If someone can no longer live independently and requires additional care, moving into assisted living is an option to care at home. Monthly costs for an apartment in an assisted living community can easily range from $10,000 - $12,000. If that person requires a personal home care aide in addition to the aides provided by the assisted living community, the cost ranges from $25-$35/hour. Using $30/hour as an example, a personal home-care aide working 8 hours/day would cost 8 hours/day x 7 days/week x 52 weeks/year x $30/hour = $87,360/year. If we further assume the monthly cost in an assisted living community is an additional $11,000/month, that’s an additional $132,000/year. Adding $132,000 + $87,360 = $219,360/year. Unfortunately, math class isn’t over.
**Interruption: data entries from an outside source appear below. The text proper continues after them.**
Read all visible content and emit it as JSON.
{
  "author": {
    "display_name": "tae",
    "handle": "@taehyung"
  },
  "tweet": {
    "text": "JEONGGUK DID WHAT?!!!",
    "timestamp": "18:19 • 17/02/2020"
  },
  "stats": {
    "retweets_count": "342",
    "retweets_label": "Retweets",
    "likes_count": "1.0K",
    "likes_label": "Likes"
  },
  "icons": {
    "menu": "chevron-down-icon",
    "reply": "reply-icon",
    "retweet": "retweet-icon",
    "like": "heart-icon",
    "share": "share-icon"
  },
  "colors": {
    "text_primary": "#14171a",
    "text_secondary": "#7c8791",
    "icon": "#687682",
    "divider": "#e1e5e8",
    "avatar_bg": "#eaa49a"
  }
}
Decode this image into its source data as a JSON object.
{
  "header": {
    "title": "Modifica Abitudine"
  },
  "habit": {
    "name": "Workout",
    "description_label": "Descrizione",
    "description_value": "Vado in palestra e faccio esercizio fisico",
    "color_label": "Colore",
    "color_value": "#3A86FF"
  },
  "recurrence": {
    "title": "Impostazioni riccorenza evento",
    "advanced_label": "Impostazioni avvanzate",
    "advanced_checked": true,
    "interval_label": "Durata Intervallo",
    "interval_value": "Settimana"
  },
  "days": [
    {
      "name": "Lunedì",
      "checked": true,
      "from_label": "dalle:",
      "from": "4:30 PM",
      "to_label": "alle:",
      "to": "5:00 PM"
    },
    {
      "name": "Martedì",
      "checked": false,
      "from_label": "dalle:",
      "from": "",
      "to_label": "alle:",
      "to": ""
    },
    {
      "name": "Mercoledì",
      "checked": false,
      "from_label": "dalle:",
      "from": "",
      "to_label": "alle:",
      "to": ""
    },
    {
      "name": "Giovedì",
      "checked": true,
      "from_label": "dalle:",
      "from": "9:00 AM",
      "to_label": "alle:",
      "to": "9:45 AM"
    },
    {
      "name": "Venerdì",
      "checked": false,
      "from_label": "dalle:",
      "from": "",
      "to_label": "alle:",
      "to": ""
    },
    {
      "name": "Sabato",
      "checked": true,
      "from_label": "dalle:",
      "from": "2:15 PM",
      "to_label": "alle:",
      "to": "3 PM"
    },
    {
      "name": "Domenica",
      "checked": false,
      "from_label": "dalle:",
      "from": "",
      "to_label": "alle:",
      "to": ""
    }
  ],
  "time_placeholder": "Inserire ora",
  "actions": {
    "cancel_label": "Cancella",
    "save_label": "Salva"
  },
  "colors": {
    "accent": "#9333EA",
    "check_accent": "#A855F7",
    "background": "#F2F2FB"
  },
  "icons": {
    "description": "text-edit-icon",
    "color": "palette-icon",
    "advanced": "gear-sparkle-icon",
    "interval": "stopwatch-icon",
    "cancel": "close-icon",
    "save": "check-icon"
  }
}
If you’re a couple with one partner who is healthy while the other partner requires assistance, you must add housing and other living costs for the healthy partner to the cost of care for the partner who requires assistance. If you add those two expenses, the total becomes staggering. And that’s just for one year!
There are a few planning techniques that seniors may consider to protect their assets. If we haven’t already done so, we’re happy to discuss them with you or refer you to an attorney who specializes in elder care planning.
As the actress Mae West may (or may not) have said: “Aging is not for the faint of heart.”